1 de noviembre de 2010

El pícaro

El metro de Madrid, a esa hora de la tarde, casí vacío. Apenas tres o cuatro personas en cada vagón. El día de Todos los Santos los madrileños, o están en los cementerios o han salido, como de costumbre, a respirar otros aires.

Todavía cuatro estaciones para llegar a mi destino. En una de ellas entra un pobre anciano, un mendigo, encorvado, que se vale de una muleta para caminar. Cada paso parece que le cueste un gran esfuerzo. LLeva una barba de muchos días y un gorro calado hasta las orejas. En su mano un sencillo bote para las lismosnas. Aunque hace frío se calza con unas chanclas de goma amarillas por donde asoman unos pies delgados y algo sucios. Pienso que debe sentir mucho frío.
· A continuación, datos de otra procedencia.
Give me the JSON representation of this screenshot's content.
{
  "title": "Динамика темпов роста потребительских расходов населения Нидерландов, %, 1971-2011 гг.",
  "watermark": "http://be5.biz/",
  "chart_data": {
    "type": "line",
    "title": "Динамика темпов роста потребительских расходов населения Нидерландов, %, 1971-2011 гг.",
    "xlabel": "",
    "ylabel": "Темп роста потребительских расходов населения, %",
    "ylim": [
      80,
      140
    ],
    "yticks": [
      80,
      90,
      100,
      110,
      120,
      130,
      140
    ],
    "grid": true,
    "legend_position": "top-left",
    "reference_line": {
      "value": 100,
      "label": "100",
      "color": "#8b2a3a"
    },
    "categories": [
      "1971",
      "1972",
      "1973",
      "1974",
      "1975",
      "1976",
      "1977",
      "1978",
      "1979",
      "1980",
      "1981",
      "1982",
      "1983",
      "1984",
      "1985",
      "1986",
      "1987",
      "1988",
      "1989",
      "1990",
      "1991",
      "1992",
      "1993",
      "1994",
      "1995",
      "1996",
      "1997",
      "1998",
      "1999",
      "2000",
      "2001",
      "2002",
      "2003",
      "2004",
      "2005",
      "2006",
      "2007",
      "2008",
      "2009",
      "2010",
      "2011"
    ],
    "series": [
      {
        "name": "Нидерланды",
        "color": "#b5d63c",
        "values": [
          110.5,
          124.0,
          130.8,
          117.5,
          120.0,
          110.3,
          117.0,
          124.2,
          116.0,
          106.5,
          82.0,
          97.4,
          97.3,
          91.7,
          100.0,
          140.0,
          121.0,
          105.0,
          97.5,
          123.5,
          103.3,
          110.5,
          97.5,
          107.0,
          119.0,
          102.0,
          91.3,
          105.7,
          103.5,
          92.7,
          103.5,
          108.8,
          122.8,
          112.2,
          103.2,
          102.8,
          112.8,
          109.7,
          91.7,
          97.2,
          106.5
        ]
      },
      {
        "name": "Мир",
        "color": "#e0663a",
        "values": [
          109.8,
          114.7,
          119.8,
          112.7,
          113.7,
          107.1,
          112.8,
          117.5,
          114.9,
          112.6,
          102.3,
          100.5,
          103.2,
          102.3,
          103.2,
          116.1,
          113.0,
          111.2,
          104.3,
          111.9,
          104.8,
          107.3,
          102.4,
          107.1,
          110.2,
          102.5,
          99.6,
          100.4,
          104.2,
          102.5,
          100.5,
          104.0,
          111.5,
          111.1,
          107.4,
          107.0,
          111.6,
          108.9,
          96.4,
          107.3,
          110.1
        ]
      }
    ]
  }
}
Como en otras ocasiones, me arrepiento de no llevar dinero suelto en los bolsillos de mi chaqueta. No sé porqué extraña razón no me gusta que noten el gesto de abrir el bolso y sacar mi billetero para buscar en él alguna moneda. Pero mientras pienso en ello observo que el mendigo, que en esos momentos pasa junto a mí, retrocede y se vuelve. Una señora, sentada a pocos metros le ofrece unas monedas, lo que aprovecho para abrir mi bolso con rapidez para que cuando el mendigo pase junto a mí poder darle algo. Otra mujer, frente a mí le da su limosna. Para entonces ya tengo mis monedas en la mano mientras el hombre sigue arrastrando sus pies y su espina dorsal forma una perfecta semicircunferencia. Yo también colaboro con el menesteroso.
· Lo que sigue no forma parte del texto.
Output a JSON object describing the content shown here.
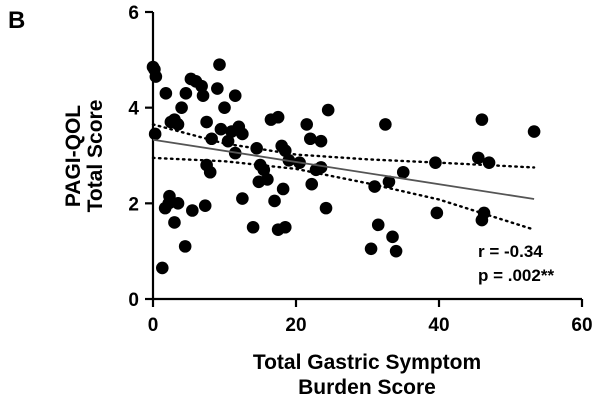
{
  "panel_label": "B",
  "chart_data": {
    "type": "scatter",
    "title": "",
    "xlabel_lines": [
      "Total Gastric Symptom",
      "Burden Score"
    ],
    "ylabel_lines": [
      "PAGI-QOL",
      "Total Score"
    ],
    "xlim": [
      0,
      60
    ],
    "ylim": [
      0,
      6
    ],
    "xticks": [
      0,
      20,
      40,
      60
    ],
    "yticks": [
      0,
      2,
      4,
      6
    ],
    "grid": false,
    "annotations": [
      "r = -0.34",
      "p = .002**"
    ],
    "fit_line": {
      "x": [
        0,
        53.3
      ],
      "y": [
        3.33,
        2.09
      ]
    },
    "ci_upper": {
      "x": [
        0,
        10,
        20,
        30,
        40,
        53.3
      ],
      "y": [
        3.65,
        3.25,
        3.02,
        2.92,
        2.85,
        2.75
      ]
    },
    "ci_lower": {
      "x": [
        0,
        10,
        20,
        30,
        40,
        53.3
      ],
      "y": [
        2.95,
        2.88,
        2.72,
        2.42,
        2.08,
        1.45
      ]
    },
    "points": [
      [
        0,
        4.85
      ],
      [
        0.2,
        4.8
      ],
      [
        0.4,
        4.65
      ],
      [
        0.3,
        3.45
      ],
      [
        1.8,
        4.3
      ],
      [
        2.5,
        3.7
      ],
      [
        3.0,
        3.75
      ],
      [
        3.5,
        3.65
      ],
      [
        4.0,
        4.0
      ],
      [
        4.6,
        4.3
      ],
      [
        5.3,
        4.6
      ],
      [
        6.0,
        4.55
      ],
      [
        6.8,
        4.45
      ],
      [
        7.0,
        4.25
      ],
      [
        7.5,
        3.7
      ],
      [
        8.2,
        3.35
      ],
      [
        9.0,
        4.4
      ],
      [
        9.3,
        4.9
      ],
      [
        9.5,
        3.55
      ],
      [
        10.0,
        4.0
      ],
      [
        10.5,
        3.3
      ],
      [
        11.0,
        3.5
      ],
      [
        11.5,
        4.25
      ],
      [
        12.0,
        3.6
      ],
      [
        12.5,
        3.45
      ],
      [
        11.5,
        3.05
      ],
      [
        7.5,
        2.8
      ],
      [
        8.0,
        2.65
      ],
      [
        3.5,
        2.0
      ],
      [
        2.2,
        2.0
      ],
      [
        1.7,
        1.9
      ],
      [
        2.3,
        2.15
      ],
      [
        3.0,
        1.6
      ],
      [
        4.5,
        1.1
      ],
      [
        1.3,
        0.65
      ],
      [
        5.5,
        1.85
      ],
      [
        7.3,
        1.95
      ],
      [
        12.5,
        2.1
      ],
      [
        14.0,
        1.5
      ],
      [
        14.5,
        3.15
      ],
      [
        15.0,
        2.8
      ],
      [
        15.5,
        2.7
      ],
      [
        14.8,
        2.45
      ],
      [
        16.0,
        2.5
      ],
      [
        16.5,
        3.75
      ],
      [
        17.5,
        3.8
      ],
      [
        18.0,
        3.2
      ],
      [
        18.5,
        3.1
      ],
      [
        19.0,
        2.9
      ],
      [
        18.2,
        2.3
      ],
      [
        17.0,
        2.05
      ],
      [
        17.5,
        1.45
      ],
      [
        18.5,
        1.5
      ],
      [
        20.5,
        2.85
      ],
      [
        21.5,
        3.65
      ],
      [
        22.0,
        3.35
      ],
      [
        22.8,
        2.7
      ],
      [
        22.2,
        2.4
      ],
      [
        23.5,
        2.75
      ],
      [
        24.5,
        3.95
      ],
      [
        23.5,
        3.3
      ],
      [
        24.2,
        1.9
      ],
      [
        30.5,
        1.05
      ],
      [
        31.0,
        2.35
      ],
      [
        31.5,
        1.55
      ],
      [
        32.5,
        3.65
      ],
      [
        33.0,
        2.45
      ],
      [
        33.5,
        1.3
      ],
      [
        34.0,
        1.0
      ],
      [
        35.0,
        2.65
      ],
      [
        39.5,
        2.85
      ],
      [
        39.7,
        1.8
      ],
      [
        45.5,
        2.95
      ],
      [
        46.0,
        3.75
      ],
      [
        46.3,
        1.8
      ],
      [
        46.0,
        1.65
      ],
      [
        47.0,
        2.85
      ],
      [
        53.3,
        3.5
      ]
    ]
  }
}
El tren sigue rugiendo imparable bajo el suelo de Madril devorando la oscuridad de sus tenebrosos túneles. Miro distraida a mi derecha, al extremo del vagón y veo al pobre mendigo apoyado en la puerta. Parece que ha levantado la cabeza. Me parece que no es tan viejo como creía. Da la sensación de que se ha incorporado sobre sí mismo. El tren se para de repente y se abren las puertas. El mendigo sale del tren a toda velocidad mientras éste inicia su nuevo destino. Pude ver al mendigo correr sin detenerse, sin volver la vista atrás. Perfectamente erguido.
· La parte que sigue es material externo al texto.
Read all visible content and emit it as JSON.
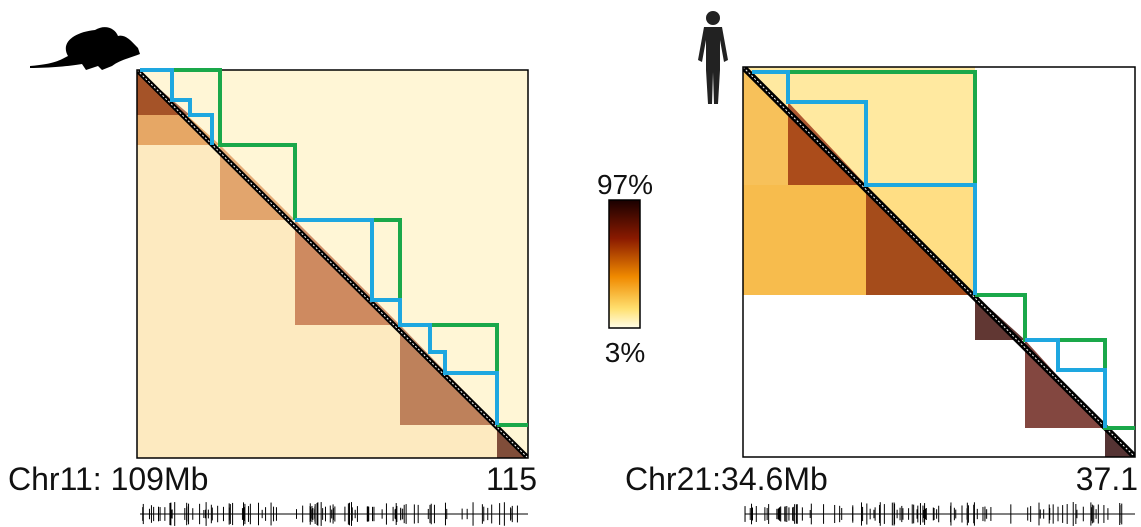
{
  "panels": [
    {
      "chromosome_label": "Chr11: 109Mb",
      "end_label": "115"
    },
    {
      "chromosome_label": "Chr21:34.6Mb",
      "end_label": "37.1"
    }
  ],
  "colorbar": {
    "max_label": "97%",
    "min_label": "3%"
  }
}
Sonreí benévolamente ante estos nuevos lazarillos, picarones, embaucadores, tal vez en paro, tal vez vagos, que hacen de la vida arte. Porque, sin duda, el falso mendigo supo representar su papel con suma maestría. Ayer mismo, cuando el avión que me llevaba de Santander a Madrid, un vuelo de bajo costo, donde ya no dan ni agua, el auxiliar de vuelo, un joven atractivo con los cabellos en punta y haciendo una ligera cresta en el centro (horrible moda que amaricona al personal) se pasó los 55 minutos que duro el vuelo anunciando colonias que olían a los campos en primavera, cremas faciales para señoras que dejan el cutis como el de Penélope Cruz o como el de la mismisima Jenifer López, cigarrillos de diez unidades por el módico precio de seis euros, eso si, cigarrillos sin nicotina y que casi, hasta son beneficiosos para la salud. También anunciaba exquisitos bocadillos de ternera donde el queso derretido se desliza por la garganta y llega al estómago triunfante. Toda suerte de articulos imaginables que hacen de los aviones un mercado. El chico, mientras hablaba y añadía chascarrillo tras chascarrillo, con mucha gracia, provocaba las carcajadas de la gente. Sin embargo su rostro se mostraba serio y apenas sin mover un músculo de la cara aunque era consciente del interés que despertaba. Los 55 minutos se pasaron en un santiamén. Al bajar del avión el chico, junto a las azafatas nos despedían al lado de la portezuela. Miré al simpatico joven y le felicité. Me miró sonriente y me dio las gracias. Por último le dije: "Felices Fiestas Navideñas". Gracias, contestó, es usted la primera que me las felicita este año.

Este chico -me dije- podría vender hasta su alma al diablo.